Wetenschappelijke literatuur over het beslissingsproces op de huisartsenpost is beperkt. De meeste diagnostische cardiovasculaire beslisregels zijn gebaseerd op patiënten uit de tweedelijns zorg, zoals de Spoed Eisende Hulp, en bevatten vaak aanvullende onderzoeken zoals elektrocardiogram, troponinebepaling en beeldvorming. Daarnaast is op de huisartsenpost de a-priorikans op acute cardiovasculaire ziekten kleiner, wat maakt dat gepubliceerde onderzoeksresultaten vaak niet toepasbaar zijn in deze setting.
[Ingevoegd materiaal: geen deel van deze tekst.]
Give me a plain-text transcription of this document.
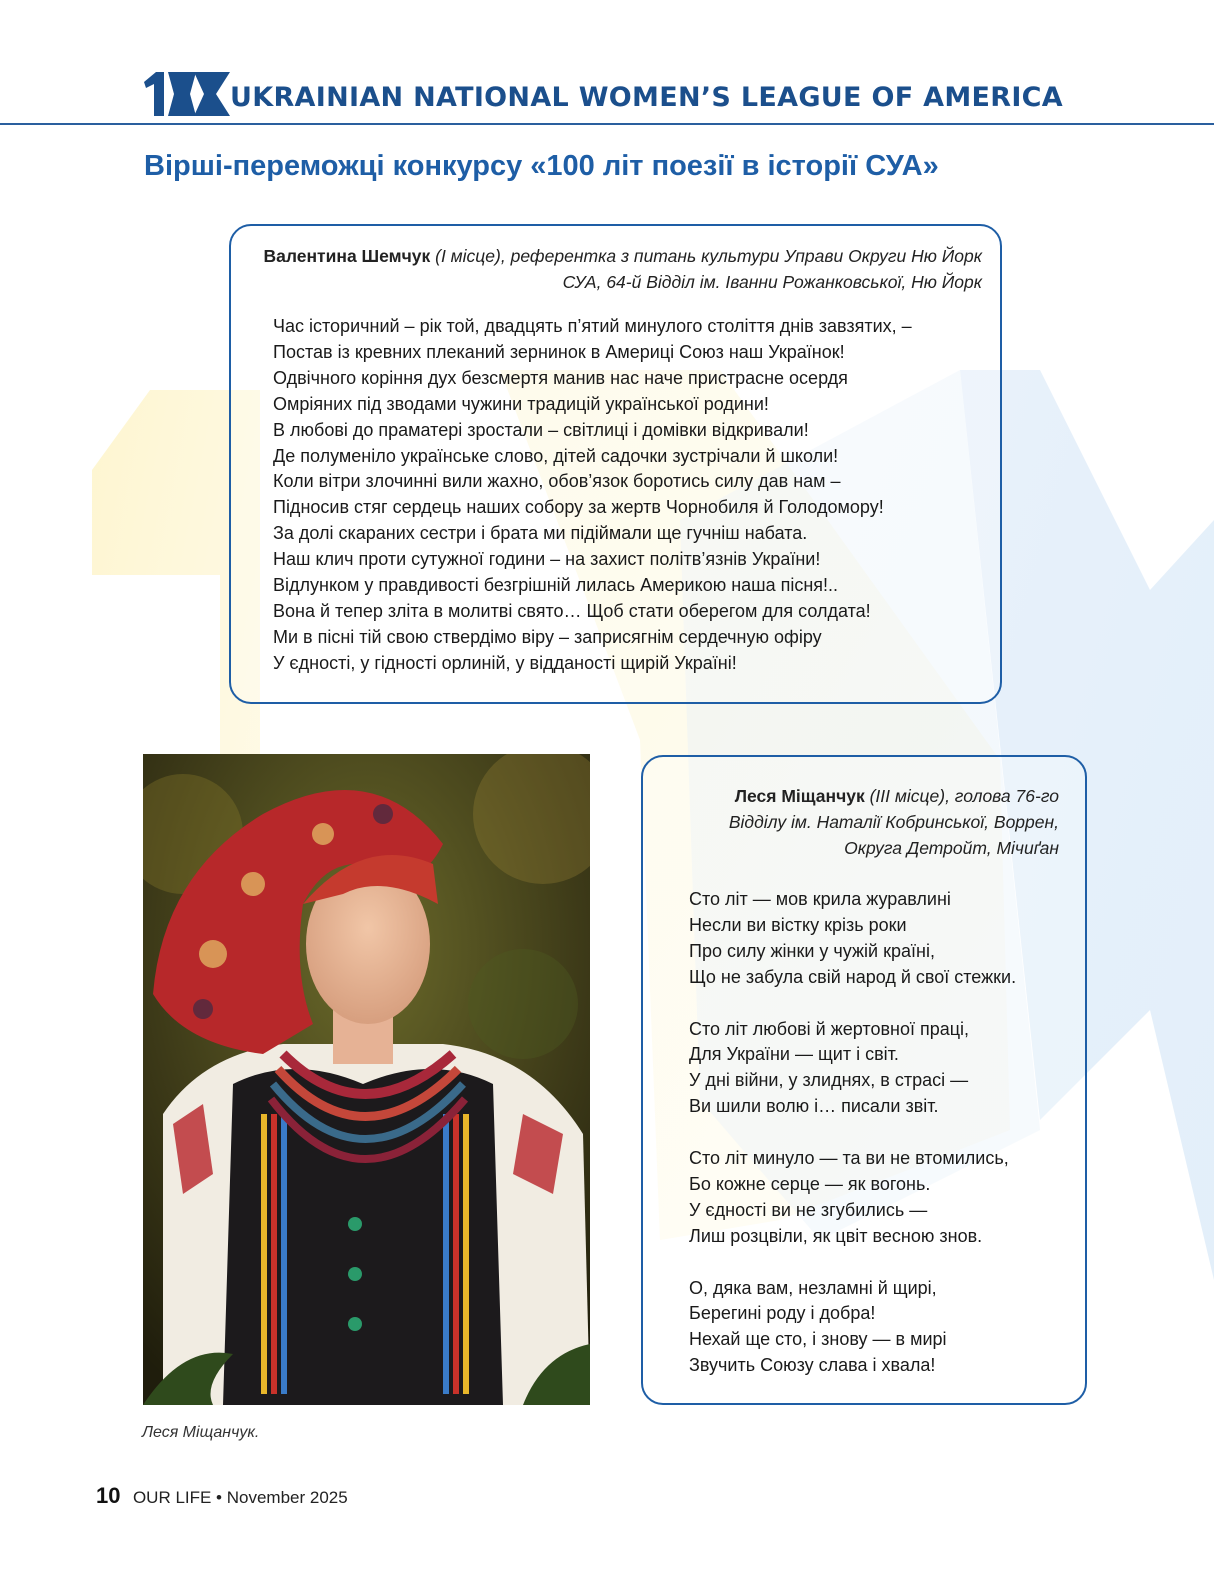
UKRAINIAN NATIONAL WOMEN’S LEAGUE OF AMERICA
Вірші-переможці конкурсу «100 літ поезії в історії СУА»
Валентина Шемчук (I місце), референтка з питань культури Управи Округи Ню Йорк СУА, 64-й Відділ ім. Іванни Рожанковської, Ню Йорк
Час історичний – рік той, двадцять п’ятий минулого століття днів завзятих, –
Постав із кревних плеканий зернинок в Америці Союз наш Українок!
Одвічного коріння дух безсмертя манив нас наче пристрасне осердя
Омріяних під зводами чужини традицій української родини!
В любові до праматері зростали – світлиці і домівки відкривали!
Де полуменіло українське слово, дітей садочки зустрічали й школи!
Коли вітри злочинні вили жахно, обов’язок боротись силу дав нам –
Підносив стяг сердець наших собору за жертв Чорнобиля й Голодомору!
За долі скараних сестри і брата ми підіймали ще гучніш набата.
Наш клич проти сутужної години – на захист політв’язнів України!
Відлунком у правдивості безгрішній лилась Америкою наша пісня!..
Вона й тепер зліта в молитві свято… Щоб стати оберегом для солдата!
Ми в пісні тій свою ствердімо віру – заприсягнім сердечную офіру
У єдності, у гідності орлиній, у відданості щирій Україні!
Леся Міщанчук.
Леся Міщанчук (III місце), голова 76-го
Відділу ім. Наталії Кобринської, Воррен,
Округа Детройт, Мічиґан
Сто літ — мов крила журавлині
Несли ви вістку крізь роки
Про силу жінки у чужій країні,
Що не забула свій народ й свої стежки.
Сто літ любові й жертовної праці,
Для України — щит і світ.
У дні війни, у злиднях, в страсі —
Ви шили волю і… писали звіт.
Сто літ минуло — та ви не втомились,
Бо кожне серце — як вогонь.
У єдності ви не згубились —
Лиш розцвіли, як цвіт весною знов.
О, дяка вам, незламні й щирі,
Берегині роду і добра!
Нехай ще сто, і знову — в мирі
Звучить Союзу слава і хвала!
10 OUR LIFE • November 2025
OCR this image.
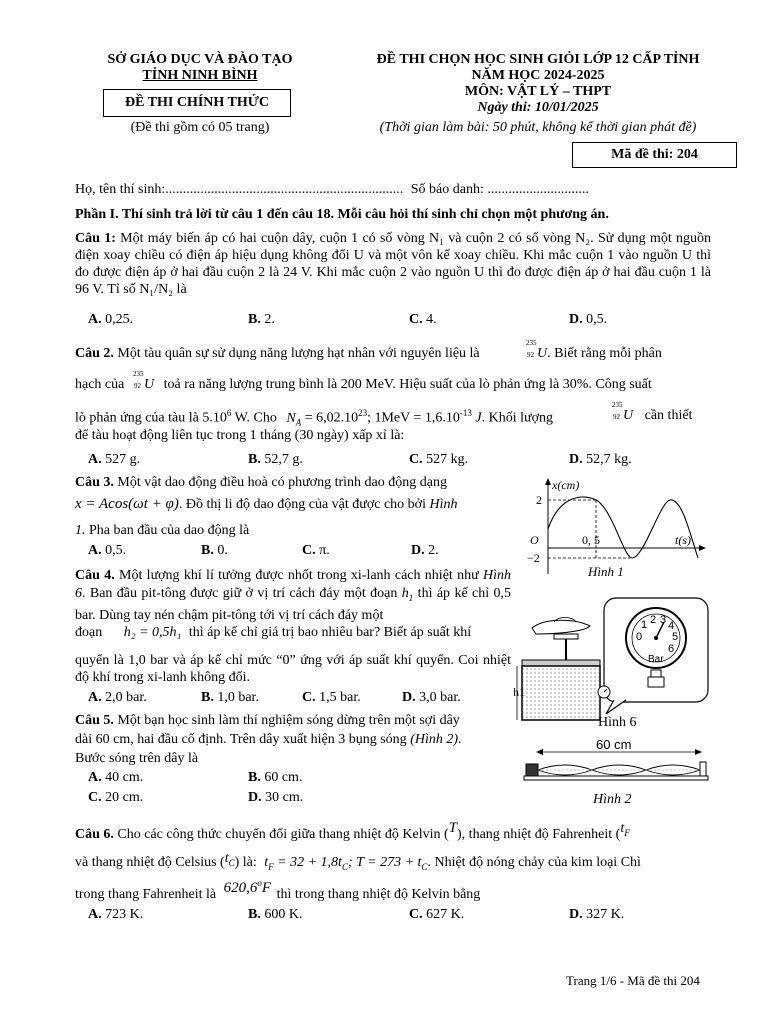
SỞ GIÁO DỤC VÀ ĐÀO TẠO
TỈNH NINH BÌNH
ĐỀ THI CHÍNH THỨC
(Đề thi gồm có 05 trang)
ĐỀ THI CHỌN HỌC SINH GIỎI LỚP 12 CẤP TỈNH
NĂM HỌC 2024-2025
MÔN: VẬT LÝ – THPT
Ngày thi: 10/01/2025
(Thời gian làm bài: 50 phút, không kể thời gian phát đề)
Mã đề thi: 204
Họ, tên thí sinh:.................................................................... Số báo danh: .............................
Phần I. Thí sinh trả lời từ câu 1 đến câu 18. Mỗi câu hỏi thí sinh chỉ chọn một phương án.
Câu 1: Một máy biến áp có hai cuộn dây, cuộn 1 có số vòng N₁ và cuộn 2 có số vòng N₂. Sử dụng một nguồn điện xoay chiều có điện áp hiệu dụng không đổi U và một vôn kế xoay chiều. Khi mắc cuộn 1 vào nguồn U thì đo được điện áp ở hai đầu cuộn 2 là 24 V. Khi mắc cuộn 2 vào nguồn U thì đo được điện áp ở hai đầu cuộn 1 là 96 V. Tỉ số N₁/N₂ là
A. 0,25.	B. 2.	C. 4.	D. 0,5.
Câu 2. Một tàu quân sự sử dụng năng lượng hạt nhân với nguyên liệu là
235
92 U. Biết rằng mỗi phân
hạch của
235
92 U toả ra năng lượng trung bình là 200 MeV. Hiệu suất của lò phản ứng là 30%. Công suất
lò phản ứng của tàu là 5.10$^6$ W. Cho $N_A = 6,02.10^{23}$; $1MeV = 1,6.10^{-13}$ J. Khối lượng
235
92 U cần thiết
để tàu hoạt động liên tục trong 1 tháng (30 ngày) xấp xỉ là:
A. 527 g.	B. 52,7 g.	C. 527 kg.	D. 52,7 kg.
Câu 3. Một vật dao động điều hoà có phương trình dao động dạng
x = Acos(ωt + φ). Đồ thị li độ dao động của vật được cho bởi Hình
1. Pha ban đầu của dao động là
A. 0,5.	B. 0.	C. π.	D. 2.
x(cm)
2
−2
O	0, 5	t(s)
Hình 1
Câu 4. Một lượng khí lí tưởng được nhốt trong xi-lanh cách nhiệt như Hình 6. Ban đầu pit-tông được giữ ở vị trí cách đáy một đoạn $h_1$ thì áp kế chỉ 0,5 bar. Dùng tay nén chậm pit-tông tới vị trí cách đáy một
đoạn h₂ = 0,5h₁ thì áp kế chỉ giá trị bao nhiêu bar? Biết áp suất khí
quyển là 1,0 bar và áp kế chỉ mức “0” ứng với áp suất khí quyển. Coi nhiệt độ khí trong xi-lanh không đổi.
A. 2,0 bar.	B. 1,0 bar.	C. 1,5 bar.	D. 3,0 bar.
1 2 3 4
0	5
6
Bar
h1
Hình 6
Câu 5. Một bạn học sinh làm thí nghiệm sóng dừng trên một sợi dây
dài 60 cm, hai đầu cố định. Trên dây xuất hiện 3 bụng sóng (Hình 2).
Bước sóng trên dây là
A. 40 cm.	B. 60 cm.
C. 20 cm.	D. 30 cm.
60 cm
Hình 2
Câu 6. Cho các công thức chuyển đổi giữa thang nhiệt độ Kelvin (T), thang nhiệt độ Fahrenheit ($t_F$
và thang nhiệt độ Celsius $(t_C)$ là: $t_F = 32 + 1,8t_C$; $T = 273 + t_C$. Nhiệt độ nóng chảy của kim loại Chì
trong thang Fahrenheit là 620,6$^o$F thì trong thang nhiệt độ Kelvin bằng
A. 723 K.	B. 600 K.	C. 627 K.	D. 327 K.
Trang 1/6 - Mã đề thi 204
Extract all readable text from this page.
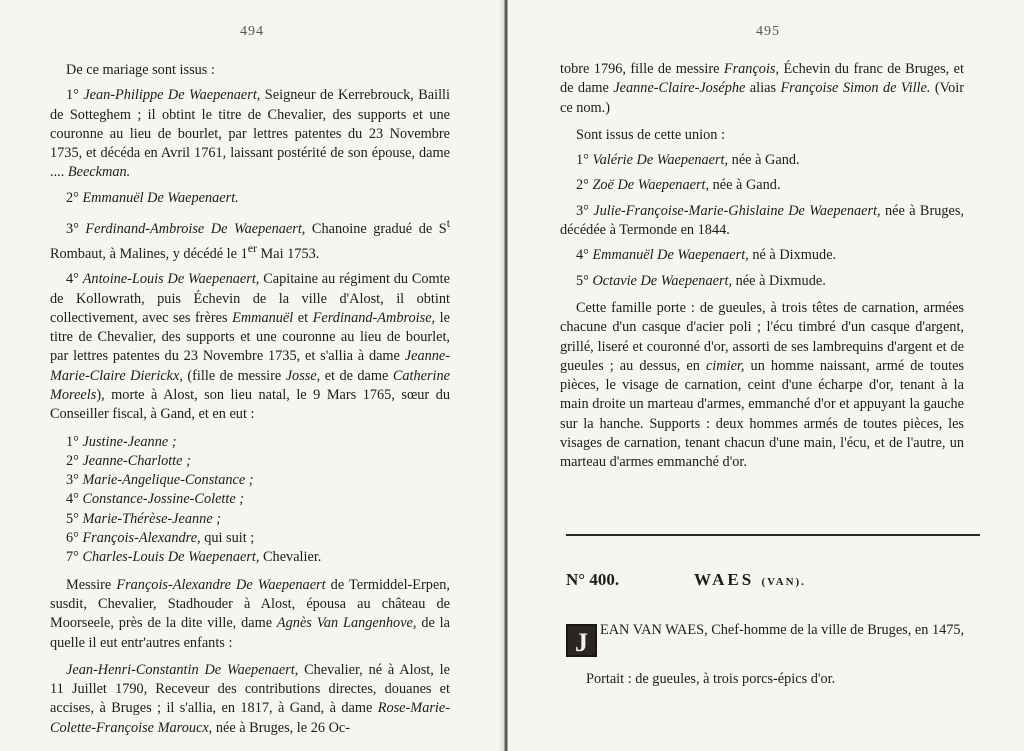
494

De ce mariage sont issus :

1° Jean-Philippe De Waepenaert, Seigneur de Kerrebrouck, Bailli de Sotteghem ; il obtint le titre de Chevalier, des supports et une couronne au lieu de bourlet, par lettres patentes du 23 Novembre 1735, et décéda en Avril 1761, laissant postérité de son épouse, dame .... Beeckman.

2° Emmanuël De Waepenaert.

3° Ferdinand-Ambroise De Waepenaert, Chanoine gradué de $S^t$ Rombaut, à Malines, y décédé le 1er Mai 1753.

4° Antoine-Louis De Waepenaert, Capitaine au régiment du Comte de Kollowrath, puis Échevin de la ville d'Alost, il obtint collectivement, avec ses frères Emmanuël et Ferdinand-Ambroise, le titre de Chevalier, des supports et une couronne au lieu de bourlet, par lettres patentes du 23 Novembre 1735, et s'allia à dame Jeanne-Marie-Claire Dierickx, (fille de messire Josse, et de dame Catherine Moreels), morte à Alost, son lieu natal, le 9 Mars 1765, sœur du Conseiller fiscal, à Gand, et en eut :

1° Justine-Jeanne ;

2° Jeanne-Charlotte ;

3° Marie-Angelique-Constance ;

4° Constance-Jossine-Colette ;

5° Marie-Thérèse-Jeanne ;

6° François-Alexandre, qui suit ;

7° Charles-Louis De Waepenaert, Chevalier.

Messire François-Alexandre De Waepenaert de Termiddel-Erpen, susdit, Chevalier, Stadhouder à Alost, épousa au château de Moorseele, près de la dite ville, dame Agnès Van Langenhove, de la quelle il eut entr'autres enfants :

Jean-Henri-Constantin De Waepenaert, Chevalier, né à Alost, le 11 Juillet 1790, Receveur des contributions directes, douanes et accises, à Bruges ; il s'allia, en 1817, à Gand, à dame Rose-Marie-Colette-Françoise Maroucx, née à Bruges, le 26 Oc-

495

tobre 1796, fille de messire François, Échevin du franc de Bruges, et de dame Jeanne-Claire-Joséphe alias Françoise Simon de Ville. (Voir ce nom.)

Sont issus de cette union :

1° Valérie De Waepenaert, née à Gand.

2° Zoë De Waepenaert, née à Gand.

3° Julie-Françoise-Marie-Ghislaine De Waepenaert, née à Bruges, décédée à Termonde en 1844.

4° Emmanuël De Waepenaert, né à Dixmude.

5° Octavie De Waepenaert, née à Dixmude.

Cette famille porte : de gueules, à trois têtes de carnation, armées chacune d'un casque d'acier poli ; l'écu timbré d'un casque d'argent, grillé, liseré et couronné d'or, assorti de ses lambrequins d'argent et de gueules ; au dessus, en cimier, un homme naissant, armé de toutes pièces, le visage de carnation, ceint d'une écharpe d'or, tenant à la main droite un marteau d'armes, emmanché d'or et appuyant la gauche sur la hanche. Supports : deux hommes armés de toutes pièces, les visages de carnation, tenant chacun d'une main, l'écu, et de l'autre, un marteau d'armes emmanché d'or.

N° 400.	WAES (VAN).
J EAN VAN WAES, Chef-homme de la ville de Bruges, en 1475,

Portait : de gueules, à trois porcs-épics d'or.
1 Bij telefonische triage staat de initiële klachtenpresentatie met voorgeschiedenis en patiëntkarakteristieken centraal en is er geen mogelijkheid voor aanvullend onderzoek. De klachtenpresentatie kan anders zijn afhankelijk van onder andere geslacht, leeftijd, comorbiditeit en etniciteit. Vrouwen presenteren zich bijvoorbeeld vaker zonder pijn op de borst, waardoor de diagnose moeilijker herkenbaar is.
2 Van alle patiënten die verwezen worden naar het ziekenhuis op verdenking van acuut coronair syndroom blijkt dit bij ongeveer 15% daadwerkelijk het geval te zijn. De NTS is een computerondersteunde beslishulp die door een expert-panel is samengesteld met elementen van de NHG Triage Wijzer en de Manchester Triage Standaard. Onderzoek naar de validatie van de NTS is uitsluitend gedaan met surrogaatmarkers als uitkomst. Zo werd de associatie bepaald tussen het urgentieniveau en het aantal verwijzingen naar de eerste hulp en het aantal zelfzorgadviezen.
3 Er is nog geen onderzoek gedaan naar de relatie van de urgentiebepaling met de uiteindelijke diagnose, waarbij gekeken wordt of de patiënt terecht een hoge of lage urgentie heeft gekregen voor de al dan niet gediagnosticeerde ziekte.